Ama neye yarar, kim/ler dün ile bugünü karşılaştırıp doğruyu aramaya çalışıyor ki?
İşte bu kupürlerden biri... "Fatih Harbiye" ya da "Dokuzuncu Hariciye Koğuşu"nun yazarı Peyami Safa, 13 Eylül 1957 tarihli Milliyet gazetesinde " Demokrasimiz alaturkadır!" başlıklı yazısında bakınız neye dikkatimizi çekmiş:
"DEMOKRASİMİZ fasıl heyetine benzer. Bütün sazlar aynı musıki cümlelerini çaldığı gibi, bütün partiler de aynı program maddelerini tekrar ederler. Aralarında ana fikir farkı yoktur. Olamaz da.
Batı demokrasileri de batı musıkisine benzer. Her sazın ayrı bir partisyonu olduğu gibi, her partinin ana fikirde ayrılan kendine has programı vardır. Demokrat, Sol, Cumhuriyetçi, Kralcı, Hristiyan, Merkez, Radikal, Sosyal-Demokrat, Sısyalist ve Komünist partileri, aralarında, iktidar mücadelesinden evvel fikir mücadelesi yaparlar.
***
Bizde niçin böyle?
Geri cemiyetlerde işbölümü yeter derecede teşekkül etmemiştir. Kasaba dükkanları yoğurttan radyoya ve basmaya kadar her şey sattıkları gibi, partiler de altı okvari fikirleri programlarına sokarlar. Üst tarafını da kanun silip süpürmüştür.
***
Demokrasimiz alaturkadır. Alaturka bir saz topluluğunda sazlardan biri veya bir kaçı eksilse eser yine tamam olarak çalınır. Partilerden biri veya bir kaçı eksilse, geri kalanlar da aynı programa sahip oldukları gibi...

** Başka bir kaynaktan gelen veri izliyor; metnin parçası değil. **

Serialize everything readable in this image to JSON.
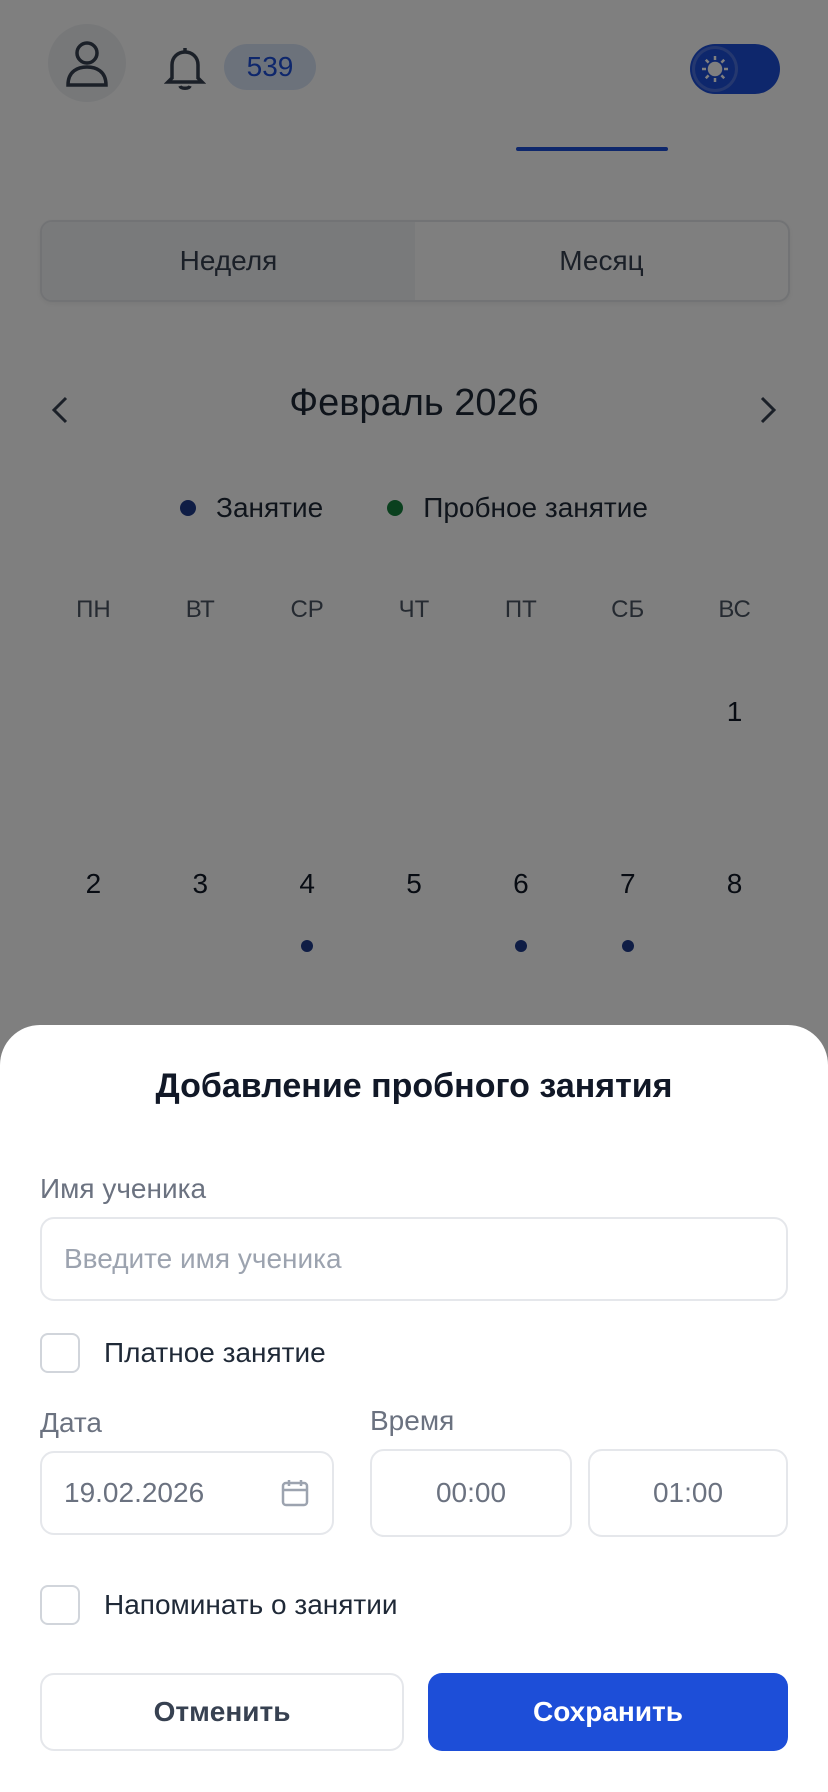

Batı müziğinde orkestra sazlarından bir kaçı eksilse eser çalınamaz. Batı demokrasilerinde de bir kaç partinin eksilmesi parlamento orkestrasını işlemez hale getirir.
***
Alaturka demokrasi olmaz.
Olursa, işten anlayanların kulağına nahoş sesler gelir.
O zaman meşhur mısraı tekrarlamanın yeridir:
Çelebi böyle olur bizde konser didiğün."
***
Üstad Peyami Safa bu satırları yazalı tam 60 yıl oldu. Anlaşılıyor demokrasimizin çalkantılı yaşamı...
Hala tarikat/cemaat bahçelerinde turfanda demokrasi üretme şaşkınlığını yaşıyoruz. 15 Temmuz'un perde arkasındaki hain melanet açığa çıkarken bile kendimize aydınlık bir dönüş yapma birlikteliği yaşayamıyoruz.
FETÖ'nün ülkemizin/insanımızın başına saracağı belanın vahametini anlıyoruz da, cemaat/tarikat trenine "Durr!.." diyemiyoruz.
Niçin?
Demokrasi bahçemize -yeterli- bilim/kültür/sanat tohumu ekmeden hasatta bereket bekliyoruz.
Şimdi halk tabakalarına yeterli demokrasi bilincini öğretme/kazandırma zorundayız. "Siyaset açıkgözlülüğü" üzerinden koltuk muhafaza/koruma saplantısına kapılmış bir demokrasi anlayışıyla vardığımız nokta ortada...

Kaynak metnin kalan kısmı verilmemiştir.